I have faith that the Lord knows who and when I will marry. He is in control. But still, I can't help but wonder how my life might have been different had I left to serve a mission at 19.

Sherry said...

I would not have met my husband had this announcement been made a few years ago. (I turned 20 while we were dating, and was only 20 when we got married.)

It is such an exciting change, and I'm very happy for it. I agree that many of the negative associations about sister missionaries will gradually dissolve. In actuality, I think many of them have been over the years. I know many men of my husband's missionary-time-period who have a lot of respect for sister missionaries.

On a somewhat-related note, my brother-in-law got home from his mission in mid-August, while he was watching conference with an apartment full of guys and girls and the announcement was made, the girls were cheering and crying. And he and his buddies were like, "Well, it will be a few more years until any of us get married."

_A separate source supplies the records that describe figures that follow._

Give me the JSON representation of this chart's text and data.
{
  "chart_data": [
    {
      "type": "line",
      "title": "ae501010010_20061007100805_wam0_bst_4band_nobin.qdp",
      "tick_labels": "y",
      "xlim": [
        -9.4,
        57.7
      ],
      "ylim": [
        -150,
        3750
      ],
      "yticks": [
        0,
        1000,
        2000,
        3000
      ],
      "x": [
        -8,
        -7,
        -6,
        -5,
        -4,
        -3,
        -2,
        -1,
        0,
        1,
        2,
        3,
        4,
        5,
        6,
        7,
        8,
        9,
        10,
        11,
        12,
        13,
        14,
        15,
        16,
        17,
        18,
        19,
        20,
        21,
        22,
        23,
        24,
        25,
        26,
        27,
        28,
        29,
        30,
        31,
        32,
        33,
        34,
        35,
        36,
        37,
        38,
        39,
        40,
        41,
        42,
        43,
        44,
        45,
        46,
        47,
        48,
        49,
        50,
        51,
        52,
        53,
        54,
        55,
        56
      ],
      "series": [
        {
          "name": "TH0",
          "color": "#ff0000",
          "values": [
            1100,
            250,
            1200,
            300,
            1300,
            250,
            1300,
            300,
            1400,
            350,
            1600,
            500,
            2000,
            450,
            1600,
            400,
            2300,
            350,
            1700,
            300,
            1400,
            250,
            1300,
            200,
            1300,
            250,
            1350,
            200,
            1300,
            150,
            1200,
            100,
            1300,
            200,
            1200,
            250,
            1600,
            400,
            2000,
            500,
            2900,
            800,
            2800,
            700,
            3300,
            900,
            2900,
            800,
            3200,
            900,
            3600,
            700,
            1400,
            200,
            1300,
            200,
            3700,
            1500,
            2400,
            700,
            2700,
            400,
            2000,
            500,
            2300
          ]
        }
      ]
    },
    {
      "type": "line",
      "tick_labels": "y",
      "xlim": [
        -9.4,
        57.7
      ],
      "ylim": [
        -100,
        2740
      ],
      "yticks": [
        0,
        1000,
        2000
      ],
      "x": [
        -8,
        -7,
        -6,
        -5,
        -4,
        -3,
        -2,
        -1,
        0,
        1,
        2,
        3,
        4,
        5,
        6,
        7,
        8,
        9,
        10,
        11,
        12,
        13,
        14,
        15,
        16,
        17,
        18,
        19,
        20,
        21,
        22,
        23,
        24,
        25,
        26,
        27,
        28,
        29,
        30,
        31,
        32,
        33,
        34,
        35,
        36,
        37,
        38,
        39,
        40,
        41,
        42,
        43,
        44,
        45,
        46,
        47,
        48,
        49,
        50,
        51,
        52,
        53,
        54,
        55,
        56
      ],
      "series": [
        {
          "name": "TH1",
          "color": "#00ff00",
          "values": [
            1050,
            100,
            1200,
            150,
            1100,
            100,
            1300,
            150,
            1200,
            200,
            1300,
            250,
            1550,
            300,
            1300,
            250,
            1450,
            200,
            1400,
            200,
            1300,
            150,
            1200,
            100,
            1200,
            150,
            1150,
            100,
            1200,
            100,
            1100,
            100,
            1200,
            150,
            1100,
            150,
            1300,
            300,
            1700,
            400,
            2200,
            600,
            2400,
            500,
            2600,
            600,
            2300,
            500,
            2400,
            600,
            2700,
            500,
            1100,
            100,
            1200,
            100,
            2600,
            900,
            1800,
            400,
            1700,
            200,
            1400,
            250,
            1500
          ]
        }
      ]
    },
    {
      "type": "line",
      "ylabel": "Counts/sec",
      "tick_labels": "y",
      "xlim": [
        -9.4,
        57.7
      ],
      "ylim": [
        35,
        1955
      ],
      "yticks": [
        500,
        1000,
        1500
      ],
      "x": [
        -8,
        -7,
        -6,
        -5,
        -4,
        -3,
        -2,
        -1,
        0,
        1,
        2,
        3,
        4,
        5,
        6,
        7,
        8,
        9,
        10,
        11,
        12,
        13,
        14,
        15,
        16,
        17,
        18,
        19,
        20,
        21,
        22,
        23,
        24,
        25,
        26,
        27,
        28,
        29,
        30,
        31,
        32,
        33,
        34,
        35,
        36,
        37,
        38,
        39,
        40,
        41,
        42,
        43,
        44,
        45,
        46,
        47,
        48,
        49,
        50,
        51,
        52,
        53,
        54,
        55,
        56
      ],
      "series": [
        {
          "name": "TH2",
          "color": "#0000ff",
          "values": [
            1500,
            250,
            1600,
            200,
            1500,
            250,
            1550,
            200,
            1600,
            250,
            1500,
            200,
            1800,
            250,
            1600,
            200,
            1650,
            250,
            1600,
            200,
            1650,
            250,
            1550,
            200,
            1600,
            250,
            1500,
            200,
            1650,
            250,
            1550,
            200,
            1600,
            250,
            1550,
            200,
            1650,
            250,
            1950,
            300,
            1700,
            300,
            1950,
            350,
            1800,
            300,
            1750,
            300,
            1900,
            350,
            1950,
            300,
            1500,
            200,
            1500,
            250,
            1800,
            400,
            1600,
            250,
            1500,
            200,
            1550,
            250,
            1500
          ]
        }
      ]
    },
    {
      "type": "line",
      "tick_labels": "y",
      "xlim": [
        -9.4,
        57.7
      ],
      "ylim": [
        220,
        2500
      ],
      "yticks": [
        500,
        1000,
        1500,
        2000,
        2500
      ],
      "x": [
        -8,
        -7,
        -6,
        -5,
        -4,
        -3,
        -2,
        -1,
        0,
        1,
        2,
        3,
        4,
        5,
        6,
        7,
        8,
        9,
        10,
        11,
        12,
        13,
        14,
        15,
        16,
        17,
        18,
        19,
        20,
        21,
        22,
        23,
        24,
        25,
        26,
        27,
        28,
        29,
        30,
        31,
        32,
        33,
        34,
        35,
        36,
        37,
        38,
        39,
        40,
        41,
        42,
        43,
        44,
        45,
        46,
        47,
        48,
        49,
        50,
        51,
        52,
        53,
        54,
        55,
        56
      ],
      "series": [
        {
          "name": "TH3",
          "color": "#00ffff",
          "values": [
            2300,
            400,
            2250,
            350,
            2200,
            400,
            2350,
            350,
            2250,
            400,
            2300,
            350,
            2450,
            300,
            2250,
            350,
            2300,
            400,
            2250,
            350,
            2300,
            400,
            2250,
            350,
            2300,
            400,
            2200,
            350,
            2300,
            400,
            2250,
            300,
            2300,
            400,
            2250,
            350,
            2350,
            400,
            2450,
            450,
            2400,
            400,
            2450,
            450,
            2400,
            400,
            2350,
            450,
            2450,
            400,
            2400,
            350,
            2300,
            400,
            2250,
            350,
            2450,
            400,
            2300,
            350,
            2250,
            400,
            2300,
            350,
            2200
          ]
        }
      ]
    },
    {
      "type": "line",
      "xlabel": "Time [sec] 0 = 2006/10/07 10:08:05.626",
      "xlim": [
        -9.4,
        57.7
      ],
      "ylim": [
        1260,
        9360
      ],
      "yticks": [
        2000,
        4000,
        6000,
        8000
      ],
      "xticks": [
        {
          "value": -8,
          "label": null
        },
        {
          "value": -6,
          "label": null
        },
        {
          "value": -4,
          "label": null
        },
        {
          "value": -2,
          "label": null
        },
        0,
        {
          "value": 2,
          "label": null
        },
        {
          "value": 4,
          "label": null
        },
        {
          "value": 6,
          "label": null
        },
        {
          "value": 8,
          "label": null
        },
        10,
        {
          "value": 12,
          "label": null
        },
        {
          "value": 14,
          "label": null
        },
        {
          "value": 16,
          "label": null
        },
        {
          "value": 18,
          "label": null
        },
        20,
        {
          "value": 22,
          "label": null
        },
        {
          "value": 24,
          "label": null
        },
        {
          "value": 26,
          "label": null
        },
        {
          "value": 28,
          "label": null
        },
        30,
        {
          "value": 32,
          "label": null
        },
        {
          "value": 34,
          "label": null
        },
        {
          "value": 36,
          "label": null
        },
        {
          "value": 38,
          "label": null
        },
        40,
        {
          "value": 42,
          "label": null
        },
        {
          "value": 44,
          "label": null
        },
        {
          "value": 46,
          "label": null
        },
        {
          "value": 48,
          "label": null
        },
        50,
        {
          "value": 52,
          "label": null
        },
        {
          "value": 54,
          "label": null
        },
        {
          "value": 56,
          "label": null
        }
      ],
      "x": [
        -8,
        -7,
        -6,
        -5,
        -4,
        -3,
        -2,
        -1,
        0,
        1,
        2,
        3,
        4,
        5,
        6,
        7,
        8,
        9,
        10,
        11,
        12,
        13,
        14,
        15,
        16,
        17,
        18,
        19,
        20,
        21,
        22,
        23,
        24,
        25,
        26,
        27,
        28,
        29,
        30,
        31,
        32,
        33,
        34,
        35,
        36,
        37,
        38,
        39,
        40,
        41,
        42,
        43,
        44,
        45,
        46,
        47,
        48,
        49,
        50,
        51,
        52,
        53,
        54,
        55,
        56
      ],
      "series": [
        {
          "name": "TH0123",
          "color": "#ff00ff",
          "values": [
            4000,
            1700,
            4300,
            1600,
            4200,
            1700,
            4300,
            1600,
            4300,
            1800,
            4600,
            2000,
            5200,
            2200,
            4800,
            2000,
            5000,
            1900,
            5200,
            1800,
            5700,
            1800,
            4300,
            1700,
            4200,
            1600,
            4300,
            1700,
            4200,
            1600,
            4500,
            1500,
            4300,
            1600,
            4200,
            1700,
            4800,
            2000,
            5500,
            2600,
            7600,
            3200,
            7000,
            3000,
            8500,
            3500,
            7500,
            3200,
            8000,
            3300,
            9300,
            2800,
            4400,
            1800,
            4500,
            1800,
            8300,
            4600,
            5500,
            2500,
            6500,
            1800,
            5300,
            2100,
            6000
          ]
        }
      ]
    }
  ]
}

Kimberly Bluestocking said...

I didn't notice a stigma around female RMs in the U.S. (maybe it was there and I just didn't see it), but down in Uruguay where I served, I knew several wonderful young women who were scared to serve missions for fear that they would end up old maids. It was sad to me, because I grew so much from my mission, and I'm always excited when other women choose to serve them.

I think I was more mature and prepared to serve at 21 than 19, but as you say in #3, I like the fact that the mission won't seem so much like a Plan B (i.e. "Well, I'm not married yet--maybe I should consider a mission.") I think it's wonderful that more women will envision a future than includes marriage AND a mission.

And the age change definitely impacts how I will approach missionary service with my daughters. In the past I've been a little reluctant to encourage it much, since so many young women are seriously dating or married before they reach age 21. It's kind of irrational now that I think about it, but I just didn't want to get my/their hopes up, then have their lives go in a completely different direction.

After Saturday's announcement, I'm excited to think that as my daughters leave the nest and start considering their options, a mission will be squarely in the middle of the table. It's still optional, and even when a woman wants to go God may have something else planned for her, but I really hope my daughters will choose to serve.